Shale gas plays will, nonetheless, become a permanent and important part of the E&P landscape. ExxonMobil’s acquisition of XTO Energy was based on a deliberate and conscientious evaluation of remaining resource potential in North American basins. Instead of viewing the XTO acquisition as a validation of shale plays, it should be seen as a repudiation of the wasteful manufacturing approach that has characterized these plays thus far.

I believe that ExxonMobil understands the technical risks and uncertainties in these plays, and has made realistic projections of reserves and costs. ExxonMobil’s bet is that efficiency, science and technology will result in commercial success. They bring abundant capital and little debt to plays that have been dominated thus far by highly leveraged companies.

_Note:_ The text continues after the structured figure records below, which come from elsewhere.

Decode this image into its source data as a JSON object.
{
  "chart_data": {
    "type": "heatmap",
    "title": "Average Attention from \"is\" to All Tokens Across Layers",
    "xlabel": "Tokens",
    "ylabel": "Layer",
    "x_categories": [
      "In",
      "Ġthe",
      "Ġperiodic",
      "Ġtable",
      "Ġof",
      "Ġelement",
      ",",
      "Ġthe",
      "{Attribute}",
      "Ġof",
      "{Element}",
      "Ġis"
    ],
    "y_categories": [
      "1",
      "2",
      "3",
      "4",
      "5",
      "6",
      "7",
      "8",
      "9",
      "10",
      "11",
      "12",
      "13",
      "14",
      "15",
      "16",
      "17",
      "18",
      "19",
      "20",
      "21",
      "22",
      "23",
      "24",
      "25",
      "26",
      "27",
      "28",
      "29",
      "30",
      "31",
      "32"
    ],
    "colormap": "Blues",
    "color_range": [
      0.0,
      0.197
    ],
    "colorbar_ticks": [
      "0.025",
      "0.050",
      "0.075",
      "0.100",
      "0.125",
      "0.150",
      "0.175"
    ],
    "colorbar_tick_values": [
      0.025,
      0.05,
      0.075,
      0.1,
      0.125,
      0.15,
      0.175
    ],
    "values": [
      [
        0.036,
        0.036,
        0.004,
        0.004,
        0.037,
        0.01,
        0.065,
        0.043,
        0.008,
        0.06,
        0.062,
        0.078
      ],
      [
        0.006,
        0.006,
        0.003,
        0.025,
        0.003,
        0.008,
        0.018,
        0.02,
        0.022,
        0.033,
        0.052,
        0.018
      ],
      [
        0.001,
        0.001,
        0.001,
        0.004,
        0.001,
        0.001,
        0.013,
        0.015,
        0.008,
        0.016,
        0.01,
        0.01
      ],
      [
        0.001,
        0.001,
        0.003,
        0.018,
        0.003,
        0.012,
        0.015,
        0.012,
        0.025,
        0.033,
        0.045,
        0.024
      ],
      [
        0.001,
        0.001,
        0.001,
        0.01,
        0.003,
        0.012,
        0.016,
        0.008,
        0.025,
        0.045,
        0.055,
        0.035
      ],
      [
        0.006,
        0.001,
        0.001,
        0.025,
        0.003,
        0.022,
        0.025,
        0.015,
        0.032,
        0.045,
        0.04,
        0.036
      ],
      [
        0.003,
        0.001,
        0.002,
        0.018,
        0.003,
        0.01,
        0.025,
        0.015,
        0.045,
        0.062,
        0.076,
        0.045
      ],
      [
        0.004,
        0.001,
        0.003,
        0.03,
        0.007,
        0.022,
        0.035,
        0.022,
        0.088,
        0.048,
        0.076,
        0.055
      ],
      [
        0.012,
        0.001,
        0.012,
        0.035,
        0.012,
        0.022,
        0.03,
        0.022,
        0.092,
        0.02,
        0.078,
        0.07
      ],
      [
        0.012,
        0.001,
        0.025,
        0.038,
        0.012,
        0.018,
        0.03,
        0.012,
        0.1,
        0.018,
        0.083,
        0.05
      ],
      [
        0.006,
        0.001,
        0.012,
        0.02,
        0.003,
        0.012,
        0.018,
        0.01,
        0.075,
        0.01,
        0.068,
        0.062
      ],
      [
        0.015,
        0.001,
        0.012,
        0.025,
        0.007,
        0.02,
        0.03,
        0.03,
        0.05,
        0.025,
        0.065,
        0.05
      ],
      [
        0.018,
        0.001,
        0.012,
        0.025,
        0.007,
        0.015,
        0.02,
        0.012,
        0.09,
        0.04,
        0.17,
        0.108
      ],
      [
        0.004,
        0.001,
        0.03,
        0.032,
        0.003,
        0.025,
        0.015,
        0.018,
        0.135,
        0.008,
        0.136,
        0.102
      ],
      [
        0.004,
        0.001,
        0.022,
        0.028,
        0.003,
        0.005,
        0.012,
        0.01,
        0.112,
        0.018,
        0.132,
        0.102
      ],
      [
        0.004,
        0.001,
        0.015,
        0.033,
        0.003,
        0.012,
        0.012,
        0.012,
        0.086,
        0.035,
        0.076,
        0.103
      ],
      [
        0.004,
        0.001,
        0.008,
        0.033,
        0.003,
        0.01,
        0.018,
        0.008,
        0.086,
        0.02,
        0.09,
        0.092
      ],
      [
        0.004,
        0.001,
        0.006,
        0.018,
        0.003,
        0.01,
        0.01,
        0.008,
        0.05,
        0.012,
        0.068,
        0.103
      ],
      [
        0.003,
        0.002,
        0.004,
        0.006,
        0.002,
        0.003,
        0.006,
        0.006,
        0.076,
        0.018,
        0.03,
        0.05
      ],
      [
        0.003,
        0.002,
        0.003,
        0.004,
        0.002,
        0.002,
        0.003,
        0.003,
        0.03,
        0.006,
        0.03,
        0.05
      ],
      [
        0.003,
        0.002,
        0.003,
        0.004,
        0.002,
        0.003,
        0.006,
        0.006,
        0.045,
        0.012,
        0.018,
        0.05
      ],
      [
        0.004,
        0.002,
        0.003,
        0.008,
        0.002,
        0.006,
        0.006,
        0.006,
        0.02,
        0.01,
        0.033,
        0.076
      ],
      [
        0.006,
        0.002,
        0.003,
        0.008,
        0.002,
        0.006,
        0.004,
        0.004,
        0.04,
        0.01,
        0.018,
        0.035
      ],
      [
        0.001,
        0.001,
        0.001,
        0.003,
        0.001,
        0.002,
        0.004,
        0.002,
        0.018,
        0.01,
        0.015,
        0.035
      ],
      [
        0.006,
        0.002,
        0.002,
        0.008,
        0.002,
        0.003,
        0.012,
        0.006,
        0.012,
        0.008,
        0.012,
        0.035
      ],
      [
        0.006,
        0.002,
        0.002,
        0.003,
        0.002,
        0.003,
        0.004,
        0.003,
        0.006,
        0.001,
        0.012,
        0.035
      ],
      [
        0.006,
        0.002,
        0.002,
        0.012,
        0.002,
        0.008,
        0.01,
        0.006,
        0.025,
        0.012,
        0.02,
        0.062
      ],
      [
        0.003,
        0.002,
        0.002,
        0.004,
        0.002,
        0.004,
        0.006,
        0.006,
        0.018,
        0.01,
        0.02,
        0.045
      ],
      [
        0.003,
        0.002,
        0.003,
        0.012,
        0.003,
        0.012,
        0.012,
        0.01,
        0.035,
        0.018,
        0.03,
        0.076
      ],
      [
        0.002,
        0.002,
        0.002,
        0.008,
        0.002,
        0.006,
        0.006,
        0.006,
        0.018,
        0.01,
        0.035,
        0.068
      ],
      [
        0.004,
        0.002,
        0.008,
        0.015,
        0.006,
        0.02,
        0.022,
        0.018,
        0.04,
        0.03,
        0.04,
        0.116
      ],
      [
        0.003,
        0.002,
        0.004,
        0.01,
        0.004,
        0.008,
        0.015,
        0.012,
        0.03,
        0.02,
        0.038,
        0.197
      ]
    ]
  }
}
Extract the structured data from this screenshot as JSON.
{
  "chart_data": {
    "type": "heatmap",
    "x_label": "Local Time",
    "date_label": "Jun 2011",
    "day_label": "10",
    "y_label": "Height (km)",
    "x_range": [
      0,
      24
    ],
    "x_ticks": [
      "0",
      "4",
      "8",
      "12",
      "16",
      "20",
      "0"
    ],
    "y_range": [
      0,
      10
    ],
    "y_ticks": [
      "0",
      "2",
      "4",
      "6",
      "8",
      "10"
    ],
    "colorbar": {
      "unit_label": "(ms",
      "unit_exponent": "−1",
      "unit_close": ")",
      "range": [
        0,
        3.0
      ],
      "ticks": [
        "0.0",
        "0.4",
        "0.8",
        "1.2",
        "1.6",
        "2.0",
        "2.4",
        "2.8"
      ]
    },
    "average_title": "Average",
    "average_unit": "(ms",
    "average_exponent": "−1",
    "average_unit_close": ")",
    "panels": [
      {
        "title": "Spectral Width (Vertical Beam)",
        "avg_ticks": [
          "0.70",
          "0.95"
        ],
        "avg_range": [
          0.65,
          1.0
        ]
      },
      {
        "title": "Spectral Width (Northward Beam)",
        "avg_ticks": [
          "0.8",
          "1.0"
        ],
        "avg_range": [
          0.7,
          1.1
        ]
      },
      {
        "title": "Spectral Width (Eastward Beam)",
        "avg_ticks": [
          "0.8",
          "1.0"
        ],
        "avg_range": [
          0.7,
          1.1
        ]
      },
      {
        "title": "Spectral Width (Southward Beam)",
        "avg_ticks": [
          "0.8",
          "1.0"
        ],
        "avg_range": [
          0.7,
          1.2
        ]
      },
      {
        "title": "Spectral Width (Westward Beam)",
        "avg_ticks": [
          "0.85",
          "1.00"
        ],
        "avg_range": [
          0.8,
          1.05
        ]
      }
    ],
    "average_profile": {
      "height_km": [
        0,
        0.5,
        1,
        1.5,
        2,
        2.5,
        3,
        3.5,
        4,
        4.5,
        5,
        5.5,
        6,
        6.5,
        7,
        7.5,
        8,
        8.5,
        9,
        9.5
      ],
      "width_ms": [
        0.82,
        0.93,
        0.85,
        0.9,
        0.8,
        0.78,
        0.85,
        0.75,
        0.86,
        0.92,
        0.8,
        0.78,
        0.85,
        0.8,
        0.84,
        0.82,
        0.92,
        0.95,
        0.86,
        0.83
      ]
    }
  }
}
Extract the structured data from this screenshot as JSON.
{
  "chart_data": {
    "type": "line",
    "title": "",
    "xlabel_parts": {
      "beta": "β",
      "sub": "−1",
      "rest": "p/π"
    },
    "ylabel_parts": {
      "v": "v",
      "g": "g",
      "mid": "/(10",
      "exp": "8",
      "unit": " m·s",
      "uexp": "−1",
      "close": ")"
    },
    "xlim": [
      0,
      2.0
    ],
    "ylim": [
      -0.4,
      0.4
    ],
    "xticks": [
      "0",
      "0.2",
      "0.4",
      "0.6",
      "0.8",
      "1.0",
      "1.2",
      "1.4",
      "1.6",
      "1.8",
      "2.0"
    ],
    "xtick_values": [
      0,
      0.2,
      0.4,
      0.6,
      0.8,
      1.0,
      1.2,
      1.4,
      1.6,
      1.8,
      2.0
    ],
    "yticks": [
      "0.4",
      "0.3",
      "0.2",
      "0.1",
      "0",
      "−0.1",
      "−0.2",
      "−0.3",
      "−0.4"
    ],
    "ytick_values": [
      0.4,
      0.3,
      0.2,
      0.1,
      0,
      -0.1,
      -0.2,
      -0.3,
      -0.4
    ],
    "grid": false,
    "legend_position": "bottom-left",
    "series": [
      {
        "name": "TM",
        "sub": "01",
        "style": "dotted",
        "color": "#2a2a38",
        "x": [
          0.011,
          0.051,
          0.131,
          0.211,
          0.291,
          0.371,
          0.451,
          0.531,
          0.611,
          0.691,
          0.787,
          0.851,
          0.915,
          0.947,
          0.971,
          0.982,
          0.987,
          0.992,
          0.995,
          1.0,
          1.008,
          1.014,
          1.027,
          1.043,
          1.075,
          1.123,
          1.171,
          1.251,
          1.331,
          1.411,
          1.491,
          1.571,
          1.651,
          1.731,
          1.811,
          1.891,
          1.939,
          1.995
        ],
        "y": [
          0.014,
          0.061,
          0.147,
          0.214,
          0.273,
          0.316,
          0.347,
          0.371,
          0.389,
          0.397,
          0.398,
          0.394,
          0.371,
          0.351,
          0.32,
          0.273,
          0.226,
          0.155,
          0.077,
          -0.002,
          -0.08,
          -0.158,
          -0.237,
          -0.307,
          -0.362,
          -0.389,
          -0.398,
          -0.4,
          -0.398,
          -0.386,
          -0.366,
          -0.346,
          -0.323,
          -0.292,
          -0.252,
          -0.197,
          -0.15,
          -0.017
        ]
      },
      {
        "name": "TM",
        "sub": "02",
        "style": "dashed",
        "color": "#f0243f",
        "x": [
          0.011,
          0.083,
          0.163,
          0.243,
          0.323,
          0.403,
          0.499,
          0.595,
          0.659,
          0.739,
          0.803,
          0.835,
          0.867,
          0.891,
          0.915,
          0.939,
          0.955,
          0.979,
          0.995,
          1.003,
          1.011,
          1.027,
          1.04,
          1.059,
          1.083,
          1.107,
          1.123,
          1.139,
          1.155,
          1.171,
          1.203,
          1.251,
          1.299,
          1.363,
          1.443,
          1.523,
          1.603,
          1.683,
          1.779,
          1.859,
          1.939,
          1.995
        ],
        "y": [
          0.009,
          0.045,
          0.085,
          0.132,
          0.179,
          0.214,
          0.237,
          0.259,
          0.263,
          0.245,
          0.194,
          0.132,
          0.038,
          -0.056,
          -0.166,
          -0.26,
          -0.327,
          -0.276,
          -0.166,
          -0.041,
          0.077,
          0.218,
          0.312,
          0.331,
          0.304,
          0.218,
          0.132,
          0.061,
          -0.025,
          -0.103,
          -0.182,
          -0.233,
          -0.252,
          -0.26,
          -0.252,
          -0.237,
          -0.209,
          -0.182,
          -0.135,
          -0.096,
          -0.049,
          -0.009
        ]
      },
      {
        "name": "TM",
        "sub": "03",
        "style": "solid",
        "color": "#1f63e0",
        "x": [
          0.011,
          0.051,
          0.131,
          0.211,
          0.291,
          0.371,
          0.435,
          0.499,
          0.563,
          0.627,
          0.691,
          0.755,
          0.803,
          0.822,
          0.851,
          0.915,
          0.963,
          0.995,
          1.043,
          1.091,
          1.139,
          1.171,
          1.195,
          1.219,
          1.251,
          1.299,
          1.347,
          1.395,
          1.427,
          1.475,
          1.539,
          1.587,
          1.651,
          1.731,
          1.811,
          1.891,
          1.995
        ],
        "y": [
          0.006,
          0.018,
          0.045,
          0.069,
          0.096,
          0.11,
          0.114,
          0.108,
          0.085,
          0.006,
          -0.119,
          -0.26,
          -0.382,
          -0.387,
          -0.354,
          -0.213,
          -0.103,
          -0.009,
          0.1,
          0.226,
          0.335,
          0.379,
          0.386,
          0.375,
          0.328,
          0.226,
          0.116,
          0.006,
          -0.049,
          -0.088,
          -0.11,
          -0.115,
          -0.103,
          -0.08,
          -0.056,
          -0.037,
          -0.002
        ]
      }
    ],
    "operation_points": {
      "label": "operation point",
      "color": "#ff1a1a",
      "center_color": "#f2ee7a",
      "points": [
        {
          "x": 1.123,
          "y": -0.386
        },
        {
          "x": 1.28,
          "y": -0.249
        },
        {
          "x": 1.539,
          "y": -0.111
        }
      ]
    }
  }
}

Inherent in their assessment is the belief that demand will grow and gas prices will rise eventually to meet the marginal cost of production. It not clear that they fully appreciate the business risks that arise from competitors who will over-produce and keep prices low as long as an undisciplined capital market continues to provide them with money.

References

Berman, A. E., 2008, Winners Curse: The end of exploration for ExxonMobil: World Oil, v. 229, no. 4, p. 23-24.

Clanton, B., Exxon Mobil says it’s not forsaking oil for natural gas: Houston Chronicle, February 2, 2010.>http://ccbn.10kwizard.com/xml/download.php?repo=tenk&ipage=6726758&forma....

Gold, R, 2009, Exxon Shale-Gas Find Looks Big: Wall Street Journal (July 13, 2009):>http://www.oilandglory.com/2009/07/exxon-chase-for-reserves-and-oil-sand...

Oil and Gas International, February 19, 2010, ExxonMobil & MOL quit Falcon JV in Hungary.

POTENTIAL GAS COMMITTEE REPORTS UNPRECEDENTED INCREASE IN MAGNITUDE OF U.S. NATURAL GAS RESOURCE BASE, June 2009: Colorado School of Mines: http://www.mines.edu/Potential-Gas-Committee-reports-unprecedented-incre...

Sanke, P., D.T. Clark and M. Silvio, February 1, 2010, ExxonMobil: The Big Unit’s growth acceleration: Deutsche Bank Global Markets Research Company.